Troy Wiipongwii is an affiliate faculty member of the Global Research Institute at the university in Williamsburg. He and a small team of research scientists are hoping their computational tool can be used to help support Virginia’s Indigenous communities.
The program relies on both ancient and modern agricultural knowledge to predict the best place for crops to grow, how much that location will yield and the cost of production.
“We’re going out into the communities to talk about what types of foods they’re currently eating and what do they think are traditional foods, and what would they like to be seeing grown on tribal lands if they were to engage in a food sovereignty project,” Wiipongwii said. “It’s getting a conversation going. That's incredibly important for this resurgence of indigenous food.”
Wiipongwii, who is of Chickahominy descent, acknowledges the hesitation in using new technology to practice ancient traditions.
“I see the technology as an enhancement of what's happened in the past, with the ability to do real time kind of evaluation to ensure that we can continue to move forward either in the way that our ancestors have done it, or in a way that is set for the modern age,” Wiipongwii said.
Just down the road from William & Mary, the focus turns from sustenance to the sacred.
Historian Chris Custalow, who is Cherokee, shares his knowledge about American Indian life in the 18th century at Colonial Williamsburg.
“Tobacco is used in our community in a way, it’s more ceremonial and seen more as medicinal,” Custalow said as he held the miniature tobacco seeds in his hand. “You can fit about 50,000 tobacco seeds within one teaspoon.”
The seeds come from tobacco seed pods. Custalow said a typical tobacco plant puts off hundreds of thousands of seeds.
Custalow was faced with a challenge all seed keepers deal with.

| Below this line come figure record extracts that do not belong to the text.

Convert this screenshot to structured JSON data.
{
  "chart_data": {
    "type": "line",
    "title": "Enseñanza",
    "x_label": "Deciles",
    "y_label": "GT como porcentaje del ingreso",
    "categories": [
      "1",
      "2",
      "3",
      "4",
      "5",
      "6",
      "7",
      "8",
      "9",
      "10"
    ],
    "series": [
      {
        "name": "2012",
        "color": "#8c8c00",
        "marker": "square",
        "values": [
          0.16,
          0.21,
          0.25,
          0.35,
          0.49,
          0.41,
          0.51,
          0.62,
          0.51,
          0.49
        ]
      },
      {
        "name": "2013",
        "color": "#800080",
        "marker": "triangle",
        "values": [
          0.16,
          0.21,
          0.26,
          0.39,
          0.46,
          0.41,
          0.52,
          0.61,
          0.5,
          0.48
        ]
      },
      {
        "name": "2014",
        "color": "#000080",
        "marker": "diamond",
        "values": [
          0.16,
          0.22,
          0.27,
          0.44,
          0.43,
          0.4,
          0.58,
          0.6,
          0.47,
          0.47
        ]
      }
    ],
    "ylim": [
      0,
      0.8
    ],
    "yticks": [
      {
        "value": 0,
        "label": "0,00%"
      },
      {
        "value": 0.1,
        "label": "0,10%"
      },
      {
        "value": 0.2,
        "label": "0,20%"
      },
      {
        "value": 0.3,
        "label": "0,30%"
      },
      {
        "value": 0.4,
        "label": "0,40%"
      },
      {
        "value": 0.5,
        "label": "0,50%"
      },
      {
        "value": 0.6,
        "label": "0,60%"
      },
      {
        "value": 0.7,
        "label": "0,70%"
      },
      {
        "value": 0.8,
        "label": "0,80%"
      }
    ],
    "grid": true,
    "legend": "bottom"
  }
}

In order to cultivate the seeds, you have to plant them, but there’s always the risk that what you plant won’t survive. He started with just 100 tobacco seeds, and his efforts to cultivate the plant have been a success.
“I was able to provide tobacco to not only my own community directly, but the larger native community in Virginia,” Custalow said.
Custalow is growing the Indigenous tobacco, called Nicotiana Rustica, at Colonial Williamsburg to teach visitors about its historical and cultural significance.
“It’s typically taboo to purchase something like that,” Custalow said. “You’d want to grow it yourself, harvest it yourself or be gifted it. And so, it’s just become a responsibility of mine to provide that to the community.”
He said he sees the renewed efforts to cultivate seeds as a kind of activism.
“Tribes here in the local area have stood the test of time and have been here on reservations for the longest period of time as well,” Custalow said. “Being able to provide the seeds and cultivate the seeds, is that form of resistance to all the things that we’ve lost throughout time to colonization.”
Shelley Flores and Ferguson support all efforts — both technological and natural — to reconnect communities and revive ancestral practices.
“Fight like you live here,” Shelley Flores said. “You’re going to fight to protect that land, and part of that is taking care of it, because you want to take care of it for the next generation. For those who come after you.”